L'envie de jouer avec le cynisme induit par cette relecture des codes de la fiction pour adolescents permet aussi de passer à travers des défauts mécaniques (l'histoire d'amour marche parce que : c'est comme ça), ou d'un discours sur la performance et l'individualisme qui passerait sans doute pour plus brouillon et moins intelligent que le scénariste n'aimerait à le laisser croire lorsque ses personnages parlent pour lui. Au global, on tolère, parce que malgré le poids des ans, tout ceci arrive encore à nous paraître neuf. Comme l'impression de redécouvrir les premières pages d'Ultimate Spider-Man, dans un autre registre, d'avoir envie de suivre Ollie sur de prochaines aventures. Le contexte général a moins d'importance que l'envie de suivre ce lycée peuplé de petites têtes marrantes, et de voir si Kaare Andrews saura s'approprier l'homme araignée (ou plutôt l'homme rat - l'homme rat-raignée ?) sur du long terme.
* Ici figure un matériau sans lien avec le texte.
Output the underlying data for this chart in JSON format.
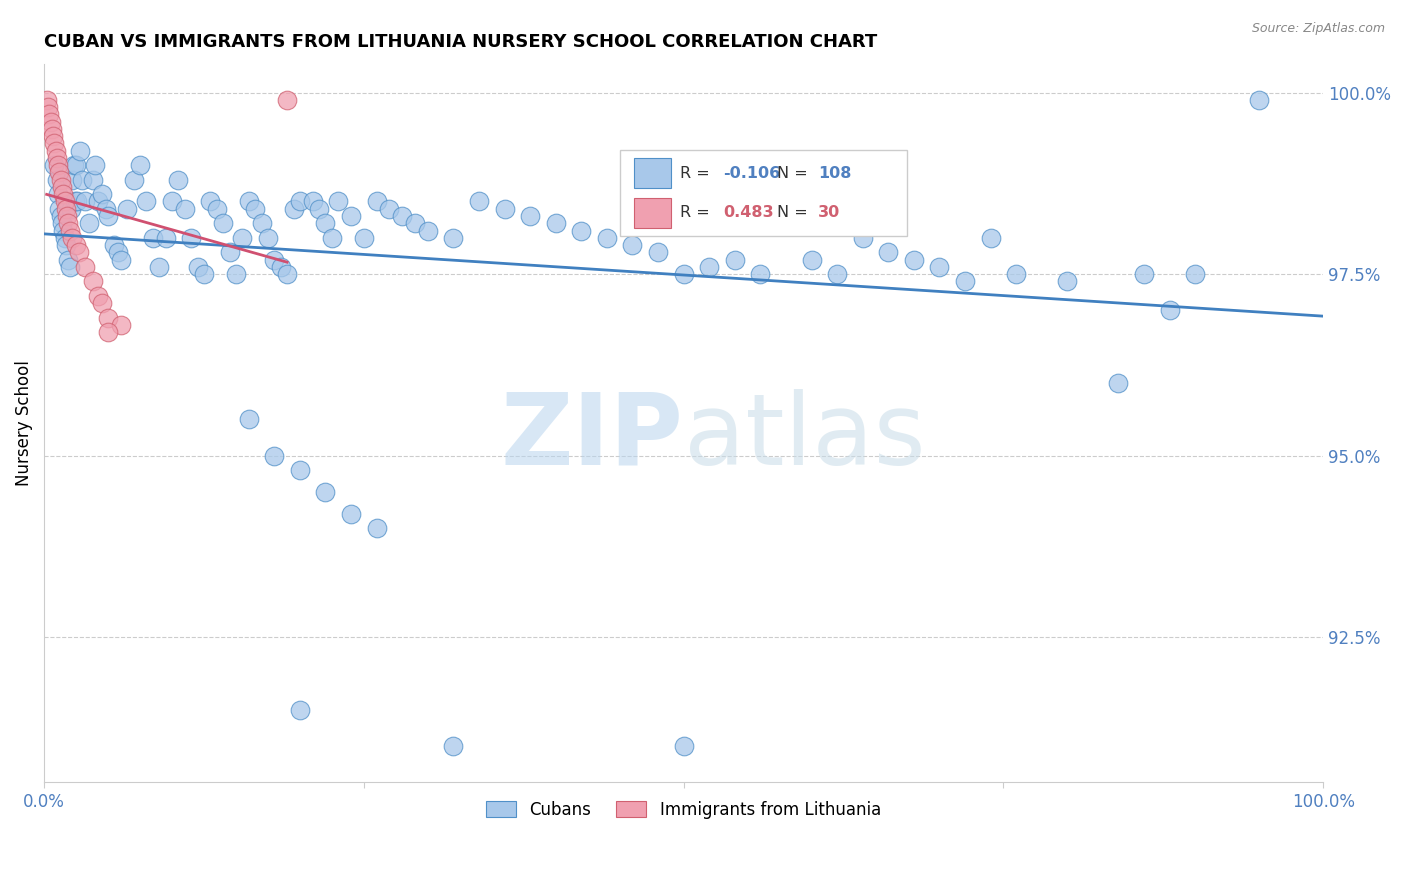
{
  "title": "CUBAN VS IMMIGRANTS FROM LITHUANIA NURSERY SCHOOL CORRELATION CHART",
  "source": "Source: ZipAtlas.com",
  "ylabel": "Nursery School",
  "yaxis_values": [
    1.0,
    0.975,
    0.95,
    0.925
  ],
  "legend_blue_R": "-0.106",
  "legend_blue_N": "108",
  "legend_pink_R": "0.483",
  "legend_pink_N": "30",
  "watermark_zip": "ZIP",
  "watermark_atlas": "atlas",
  "blue_fill": "#a8c8ea",
  "blue_edge": "#5090c8",
  "pink_fill": "#f0a0b0",
  "pink_edge": "#d06070",
  "line_blue": "#4080c0",
  "line_pink": "#d05070",
  "grid_color": "#cccccc",
  "tick_color": "#5080c0",
  "blue_x": [
    0.008,
    0.01,
    0.011,
    0.012,
    0.013,
    0.014,
    0.015,
    0.016,
    0.017,
    0.018,
    0.019,
    0.02,
    0.021,
    0.022,
    0.023,
    0.024,
    0.025,
    0.026,
    0.028,
    0.03,
    0.032,
    0.035,
    0.038,
    0.04,
    0.042,
    0.045,
    0.048,
    0.05,
    0.055,
    0.058,
    0.06,
    0.065,
    0.07,
    0.075,
    0.08,
    0.085,
    0.09,
    0.095,
    0.1,
    0.105,
    0.11,
    0.115,
    0.12,
    0.125,
    0.13,
    0.135,
    0.14,
    0.145,
    0.15,
    0.155,
    0.16,
    0.165,
    0.17,
    0.175,
    0.18,
    0.185,
    0.19,
    0.195,
    0.2,
    0.21,
    0.215,
    0.22,
    0.225,
    0.23,
    0.24,
    0.25,
    0.26,
    0.27,
    0.28,
    0.29,
    0.3,
    0.32,
    0.34,
    0.36,
    0.38,
    0.4,
    0.42,
    0.44,
    0.46,
    0.48,
    0.5,
    0.52,
    0.54,
    0.56,
    0.58,
    0.6,
    0.62,
    0.64,
    0.66,
    0.68,
    0.7,
    0.72,
    0.74,
    0.76,
    0.8,
    0.84,
    0.86,
    0.88,
    0.9,
    0.95,
    0.16,
    0.18,
    0.2,
    0.22,
    0.24,
    0.26,
    0.2,
    0.32,
    0.5
  ],
  "blue_y": [
    0.99,
    0.988,
    0.986,
    0.984,
    0.983,
    0.982,
    0.981,
    0.98,
    0.979,
    0.985,
    0.977,
    0.976,
    0.984,
    0.988,
    0.99,
    0.985,
    0.99,
    0.985,
    0.992,
    0.988,
    0.985,
    0.982,
    0.988,
    0.99,
    0.985,
    0.986,
    0.984,
    0.983,
    0.979,
    0.978,
    0.977,
    0.984,
    0.988,
    0.99,
    0.985,
    0.98,
    0.976,
    0.98,
    0.985,
    0.988,
    0.984,
    0.98,
    0.976,
    0.975,
    0.985,
    0.984,
    0.982,
    0.978,
    0.975,
    0.98,
    0.985,
    0.984,
    0.982,
    0.98,
    0.977,
    0.976,
    0.975,
    0.984,
    0.985,
    0.985,
    0.984,
    0.982,
    0.98,
    0.985,
    0.983,
    0.98,
    0.985,
    0.984,
    0.983,
    0.982,
    0.981,
    0.98,
    0.985,
    0.984,
    0.983,
    0.982,
    0.981,
    0.98,
    0.979,
    0.978,
    0.975,
    0.976,
    0.977,
    0.975,
    0.985,
    0.977,
    0.975,
    0.98,
    0.978,
    0.977,
    0.976,
    0.974,
    0.98,
    0.975,
    0.974,
    0.96,
    0.975,
    0.97,
    0.975,
    0.999,
    0.955,
    0.95,
    0.948,
    0.945,
    0.942,
    0.94,
    0.915,
    0.91,
    0.91
  ],
  "pink_x": [
    0.002,
    0.003,
    0.004,
    0.005,
    0.006,
    0.007,
    0.008,
    0.009,
    0.01,
    0.011,
    0.012,
    0.013,
    0.014,
    0.015,
    0.016,
    0.017,
    0.018,
    0.019,
    0.02,
    0.022,
    0.025,
    0.027,
    0.032,
    0.038,
    0.042,
    0.045,
    0.05,
    0.06,
    0.19,
    0.05
  ],
  "pink_y": [
    0.999,
    0.998,
    0.997,
    0.996,
    0.995,
    0.994,
    0.993,
    0.992,
    0.991,
    0.99,
    0.989,
    0.988,
    0.987,
    0.986,
    0.985,
    0.984,
    0.983,
    0.982,
    0.981,
    0.98,
    0.979,
    0.978,
    0.976,
    0.974,
    0.972,
    0.971,
    0.969,
    0.968,
    0.999,
    0.967
  ]
}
D'une manière général, E-Ratic marche aussi par le charme de ces séries en forme de gigantesques caprices, de la part de dessinateurs heureux de se libérer des consignes de l'éditorial à la Marvel. Visiblement, Kaare Andrews avait envie de reprendre un jeune Peter Parker à sa façon, et comme tous les dessinateurs plus à l'aise dans l'installation d'une atmosphère propice aux expériences que dans la mécanique narrative structurée, l'envie de s'amuser a pris le pas sur le reste. On sort de l'album en partageant cette joie communicative, et en attendant la suite, pour retrouver ce plaisir, ces trouvailles de formes et de couleurs, et cette impression de grand enfant qui s'éclate à reprendre à la base tous les défauts, les poncifs et l'impression de déjà vu de tous les points de départ pour parvenir à un résultat ludique, rapide et grandement satisfaisant. A se demander pourquoi plus d'artistes ne vont pas créer leurs propres analogues de têtes connues sur le marché indépendant, tant le contraste avec les productions mainstream se découvre comme une libération.
Dans la liste des nouveautés apparues sur le marché indépendant récemment, E-Ratic est peut-être le projet le moins risqué dans le lequel le lecteur de super-héros traditionnel aurait à s'engager. Si l'agrégat statique des fans de comics capes et collant a parfois du mal à se motiver à aller chercher la nouveauté dans les créations originales, pas d'inquiétudes cette fois : la route est toute pavée. Efficace, drôle, sincère, la série de Kaare Andrews tombe au bon moment pour tromper l'ennui dans les séries mainstream, avec l'assurance de retrouver un grand nom du dessin moderne dans son élément favori. En attendant Spider-Man : Reign 2, de quoi réviser, ou imaginer l'avenir.